Cette année, Ramadan a toutefois un goût différent. Coïncidant avec le confinement sanitaire, les restrictions de mobilité et l’interdiction des rassemblements, une seule option s’offrait aux créateurs et intellectuels de la cité Idrisside : Créer des espaces virtuels au sein même de la maison, de la chambre. Laisser couler le temps en lisant un livre, regardant un film ou écoutant un morceau de musique, pour garder une fenêtre ouverte sur le monde.
‘’Je ne dirais pas que le confinement sanitaire m’a donné plus de temps pour lire et écrire. En restant chez moi, j’ai pu surtout me plonger dans mes feuilles, mes dossiers et sujets que je ne cessai d’ajourner. J’ai enfin trouvé du temps à consacrer aux affaires suspendues. J’ai pu ainsi prendre soin de certains textes et me débarrasser définitivement d’autres’’, confie à la MAP le poète Abdeslam El Moussaoui.
Cette période de confinement lui a permis de saisir au clavier tous les projets qu’il avait couchés sur papier. ‘’Adepte de la vielle école, je continue d’écrire d’abord sur feuille. C’est ainsi que je travaille. Ce n’est qu’au moment où mes textes murissent que je les saisis sur mon ordinateur et les prépare pour publication’’.
L’auteur du recueil ‘’mélodie militaire pour une chanson sentimentale’’ poursuit que le confinement lui a offert l’opportunité de satisfaire ses goûts artistiques. ‘’J’ai pu regarder des films marocains que proposent le centre cinématographique marocain sur son site internet, ainsi que d’autres longs-métrages étrangers. Le cinéma est un magnifique passe-temps, surtout si on fait le bon choix. C’est pour ça que je demande toujours leur avis aux amis cinéastes’’.

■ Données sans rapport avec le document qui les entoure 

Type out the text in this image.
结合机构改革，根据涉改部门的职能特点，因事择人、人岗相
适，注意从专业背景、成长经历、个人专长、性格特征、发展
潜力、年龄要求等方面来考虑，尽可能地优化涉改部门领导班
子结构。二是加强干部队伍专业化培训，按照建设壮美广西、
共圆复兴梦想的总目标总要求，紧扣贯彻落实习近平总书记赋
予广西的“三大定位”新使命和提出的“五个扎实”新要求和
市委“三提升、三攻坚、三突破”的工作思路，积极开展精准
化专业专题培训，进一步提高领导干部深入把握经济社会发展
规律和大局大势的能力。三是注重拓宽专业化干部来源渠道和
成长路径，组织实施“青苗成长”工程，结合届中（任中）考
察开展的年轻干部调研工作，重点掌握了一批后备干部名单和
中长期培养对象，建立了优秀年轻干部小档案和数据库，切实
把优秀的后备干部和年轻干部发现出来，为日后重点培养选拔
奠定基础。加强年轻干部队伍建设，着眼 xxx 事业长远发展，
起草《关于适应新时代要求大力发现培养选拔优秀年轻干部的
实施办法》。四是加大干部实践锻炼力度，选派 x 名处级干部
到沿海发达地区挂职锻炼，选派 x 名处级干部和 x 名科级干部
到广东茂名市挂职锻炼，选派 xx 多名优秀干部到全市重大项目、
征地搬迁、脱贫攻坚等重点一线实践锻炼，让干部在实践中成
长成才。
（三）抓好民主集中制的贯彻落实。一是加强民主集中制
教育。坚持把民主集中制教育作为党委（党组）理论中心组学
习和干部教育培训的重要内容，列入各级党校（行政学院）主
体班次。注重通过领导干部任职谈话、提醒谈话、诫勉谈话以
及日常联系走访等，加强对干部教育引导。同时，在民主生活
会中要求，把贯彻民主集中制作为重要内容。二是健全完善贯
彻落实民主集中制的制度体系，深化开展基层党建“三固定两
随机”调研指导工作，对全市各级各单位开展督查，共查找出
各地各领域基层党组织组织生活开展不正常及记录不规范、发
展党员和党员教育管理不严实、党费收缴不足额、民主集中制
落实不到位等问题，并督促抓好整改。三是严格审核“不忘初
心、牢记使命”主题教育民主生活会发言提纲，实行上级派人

Il dit aussi avoir sauté sur les opportunités offertes par des bibliothèques et plateformes numériques internationales qui proposent gratuitement aux lecteurs, en ces temps de pandémie, des livres, romans, études et recueils.
En dépit de toutes ces tribunes ouvertes sur la culture et l’art, le contexte sanitaire, la terreur qui l’accompagne et l’avalanche de matières audiovisuelles et celles publiées sur les réseaux sociaux, ont fini par avoir une influence sur la vision du poète sur la vie et l’existence.
Il espère que les idées qui traversent son esprit et son âme murissent pour qu’il puisse les convertir en textes à l’avenir. ‘’Les expériences de la vie ne s’écrivent pas à l’instant où elles se produisent, mais doivent interagir avec les références enfouies dans le conscient et l’inconscient. Celui qui crée aujourd’hui un poème sur le Coronavirus se met dans une situation de clown ni plus ni moins’’, tranche-t-il.
Pour le romancier et critique Jamal Boutayeb, le mois sacré demeure ‘’une occasion annuelle pour élever la cadence de travail et assurer une meilleure gestion des projets culturels, même à petite échelle’’.
Cette année, Ramadan, qui coïncide avec le confinement sanitaire, offre encore plus d’espace temporel, en raison de l’annulation de certaines habitudes, notamment nocturnes.
Outre ses occupations académiques et d’enseignement à distance, la lecture reste pour le président de la fondation ‘’Approches’’ une issue et un refuge. Il dit trouver un plaisir à lire ou relire certains livres, parachever des projets ouverts ou reportés. ‘’Depuis chez-moi, je continue à m’activer en participant aux activités culturelles à distance, répondant aux invitations des médias ou me penchant sur des projets périodiques, dont les revues +Approches+ et +Iqra’+’’.
Il y en a, par contre, ceux et celles pour qui le contexte actuel de la crise sanitaire ne favorise pas l’exercice de l’activité créative habituelle. C’est le cas de la poétesse Amina Lamrini, qui a l’habitude d’arrêter l’écriture durant le mois de Ramadan, même si ce mois lui sert de méditation et de ‘’stockage’’ des éléments qui constitueraient plus tard une matière à créer et écrire.
En effet, l’effort quotidien qu’elle fournit pour assurer ses cours à distance ‘’l’épuise’’, ne lui offre point de répit pour exercer une activité culturelle.
Amina Lamrini semble nostalgique aux temps des rencontres culturelles célébrées les soirées de Ramadan, et qui réunissaient des hommes de lettre, des critiques et des universitaires de divers horizons. Elle retrouve tout de même dans le contexte actuel un espace de contemplation du monde et de l’être humain. Le jour venu, elle ne manquera pas de s’en servir dans ses créations poétiques.